The glory of the gospel is that when the Church is absolutely different from the world, she invariably attracts it. It is then that the world is made to listen to her message, though it may hate it at first. That is how revival comes. That must also be true of us as individuals. It should not be our ambition to be as much like everybody else as we can, though we happen to be Christian, but rather to be as different from everybody who is not a Christian as we can possibly be. Our ambition should be to be like Christ, the more like Him the better, and the more like Him we become, the more we shall be unlike everybody who is not a Christian.
Let me show you this in detail. The Christian and the non-Christian are absolutely different in what they admire. The Christian admires the man who is ‘poor in spirit’, while the Greek philosophers despised such a man, and all who follow Greek philosophy, whether intellectually or practically, still do exactly the same thing. What the world says about the true Christian is that he is a weakling, an apology for a man, or that he isn’t manly. Those are its expressions. The world believes in self-confidence, self-expression and the mastery of life; the Christian believes in being ‘poor in spirit’. Take the newspapers and see the kind of person the world admires. You will never find anything that is further removed from the Beatitudes than that which appeals to the natural man and the man of the world. What calls forth his admiration is the very antithesis of what you find here. The natural man likes an element of boastfulness, but that is the very thing that is condemned in the Beatitudes.
Then, obviously, they must be different in what they seek. ‘Blessed are they which do hunger and thirst.’ After what? Wealth, money, status, position, publicity? Not at all. ‘Righteousness.’ And righteousness is being right with God. Take any man who does not claim to be a Christian and who is not interested in Christianity. Find out what he is seeking and what he really wants, and you will see it is always different from this.
Then, of course, they are absolutely different in what they do.

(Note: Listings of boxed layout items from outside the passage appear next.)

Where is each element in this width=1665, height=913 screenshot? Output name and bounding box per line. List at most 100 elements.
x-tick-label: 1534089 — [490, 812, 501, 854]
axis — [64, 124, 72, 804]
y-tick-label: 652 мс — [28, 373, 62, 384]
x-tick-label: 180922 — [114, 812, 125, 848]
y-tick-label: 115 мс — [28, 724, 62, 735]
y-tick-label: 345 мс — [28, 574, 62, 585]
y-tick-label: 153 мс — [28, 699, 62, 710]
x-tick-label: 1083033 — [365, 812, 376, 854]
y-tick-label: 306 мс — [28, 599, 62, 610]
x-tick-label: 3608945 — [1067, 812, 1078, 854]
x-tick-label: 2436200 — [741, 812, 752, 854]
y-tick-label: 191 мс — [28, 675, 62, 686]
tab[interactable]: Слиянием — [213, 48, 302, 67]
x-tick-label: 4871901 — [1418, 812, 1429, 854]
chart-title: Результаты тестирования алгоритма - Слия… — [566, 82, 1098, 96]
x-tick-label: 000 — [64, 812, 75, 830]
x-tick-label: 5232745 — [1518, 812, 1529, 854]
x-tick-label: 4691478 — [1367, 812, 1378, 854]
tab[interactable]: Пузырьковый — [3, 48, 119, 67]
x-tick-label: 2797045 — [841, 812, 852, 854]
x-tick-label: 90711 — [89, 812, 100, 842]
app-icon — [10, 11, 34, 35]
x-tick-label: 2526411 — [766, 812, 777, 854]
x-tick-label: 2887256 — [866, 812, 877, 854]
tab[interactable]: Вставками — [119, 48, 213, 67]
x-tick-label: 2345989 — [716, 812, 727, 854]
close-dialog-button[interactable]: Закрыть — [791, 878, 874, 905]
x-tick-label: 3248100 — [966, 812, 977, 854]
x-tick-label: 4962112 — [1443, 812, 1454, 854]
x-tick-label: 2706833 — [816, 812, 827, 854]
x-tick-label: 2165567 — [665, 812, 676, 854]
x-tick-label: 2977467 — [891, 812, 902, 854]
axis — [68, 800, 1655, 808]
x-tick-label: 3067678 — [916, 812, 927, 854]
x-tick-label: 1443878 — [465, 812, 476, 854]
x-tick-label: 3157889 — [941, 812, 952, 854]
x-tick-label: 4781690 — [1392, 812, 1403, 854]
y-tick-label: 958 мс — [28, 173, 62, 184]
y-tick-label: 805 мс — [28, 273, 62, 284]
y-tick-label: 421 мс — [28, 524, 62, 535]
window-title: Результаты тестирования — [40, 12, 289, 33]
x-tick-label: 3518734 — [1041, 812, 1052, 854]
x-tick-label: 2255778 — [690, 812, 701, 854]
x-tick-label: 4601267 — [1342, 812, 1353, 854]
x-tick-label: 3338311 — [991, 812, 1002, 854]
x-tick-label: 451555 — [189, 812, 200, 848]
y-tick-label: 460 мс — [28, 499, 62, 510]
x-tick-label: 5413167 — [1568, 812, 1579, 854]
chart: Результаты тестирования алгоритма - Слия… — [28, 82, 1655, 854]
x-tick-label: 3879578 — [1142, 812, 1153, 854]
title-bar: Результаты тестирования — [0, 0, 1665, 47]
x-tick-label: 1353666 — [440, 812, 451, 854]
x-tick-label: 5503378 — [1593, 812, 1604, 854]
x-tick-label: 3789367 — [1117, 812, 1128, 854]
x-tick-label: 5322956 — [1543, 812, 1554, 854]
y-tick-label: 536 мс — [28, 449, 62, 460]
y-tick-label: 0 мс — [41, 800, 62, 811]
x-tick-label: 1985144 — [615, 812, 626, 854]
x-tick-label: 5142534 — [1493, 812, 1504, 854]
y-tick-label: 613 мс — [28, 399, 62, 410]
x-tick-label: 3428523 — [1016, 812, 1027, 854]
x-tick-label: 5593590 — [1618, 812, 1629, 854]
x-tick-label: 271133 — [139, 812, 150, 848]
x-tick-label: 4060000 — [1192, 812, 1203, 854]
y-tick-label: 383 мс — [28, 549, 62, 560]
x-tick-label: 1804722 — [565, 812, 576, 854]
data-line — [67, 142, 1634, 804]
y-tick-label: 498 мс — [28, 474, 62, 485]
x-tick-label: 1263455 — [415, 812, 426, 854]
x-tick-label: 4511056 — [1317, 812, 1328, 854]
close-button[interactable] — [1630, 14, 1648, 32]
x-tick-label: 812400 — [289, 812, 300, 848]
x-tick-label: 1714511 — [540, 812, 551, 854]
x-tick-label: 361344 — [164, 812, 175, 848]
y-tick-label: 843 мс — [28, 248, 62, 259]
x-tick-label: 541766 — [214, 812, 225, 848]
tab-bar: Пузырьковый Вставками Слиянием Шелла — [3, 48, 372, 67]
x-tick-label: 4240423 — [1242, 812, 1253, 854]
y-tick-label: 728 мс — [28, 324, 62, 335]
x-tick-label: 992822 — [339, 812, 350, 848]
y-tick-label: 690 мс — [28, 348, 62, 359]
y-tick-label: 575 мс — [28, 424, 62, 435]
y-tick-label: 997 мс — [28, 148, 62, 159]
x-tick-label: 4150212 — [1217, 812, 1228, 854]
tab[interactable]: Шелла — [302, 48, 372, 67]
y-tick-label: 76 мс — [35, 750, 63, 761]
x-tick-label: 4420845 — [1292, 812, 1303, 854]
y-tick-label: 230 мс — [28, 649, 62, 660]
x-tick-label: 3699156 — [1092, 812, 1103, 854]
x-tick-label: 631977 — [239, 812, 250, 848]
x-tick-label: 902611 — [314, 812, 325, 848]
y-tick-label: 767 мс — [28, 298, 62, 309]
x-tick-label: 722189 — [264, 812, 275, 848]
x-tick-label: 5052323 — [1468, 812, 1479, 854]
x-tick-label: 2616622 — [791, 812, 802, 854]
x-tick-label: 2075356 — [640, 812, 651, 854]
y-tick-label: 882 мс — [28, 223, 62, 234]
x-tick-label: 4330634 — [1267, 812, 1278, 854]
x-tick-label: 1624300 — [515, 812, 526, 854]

That follows of necessity. If they admire and seek different things, they very clearly do different things. The result is that the life which is lived by the Christian must be an essentially different life from that of the man who is not a Christian. The non-Christian is absolutely consistent. He says he lives for this world. ‘This’, he says, ‘is the only world, and I am going to get all I can out of it.’ Now the Christian starts by saying he is not living for this world; he regards this world as but the way of entry into something vast and eternal and glorious. His whole outlook and ambition is different. He feels, therefore, that he must be living in a different way. As the man of the world is consistent, so the Christian also ought to be consistent. If he is, he will be very different from the other man; he cannot help it. Peter puts it perfectly in the second chapter of his first Epistle when he says that if we truly believe that we are a people who have been called ‘out of darkness into his marvelous light’, we must believe that this has happened to us in order that we might show forth His praises. Then he goes on to say: ‘I beseech you as strangers and pilgrims (those of you who are in this world), abstain from fleshly lusts, which war against the soul; having your conversation honest among the Gentiles: that, whereas they speak against you as evildoers, they may by your good works, which they shall behold, glorify God in the day of visitation’ (I Pet. ii. 11,12). That is nothing but an appeal to their sense of logic.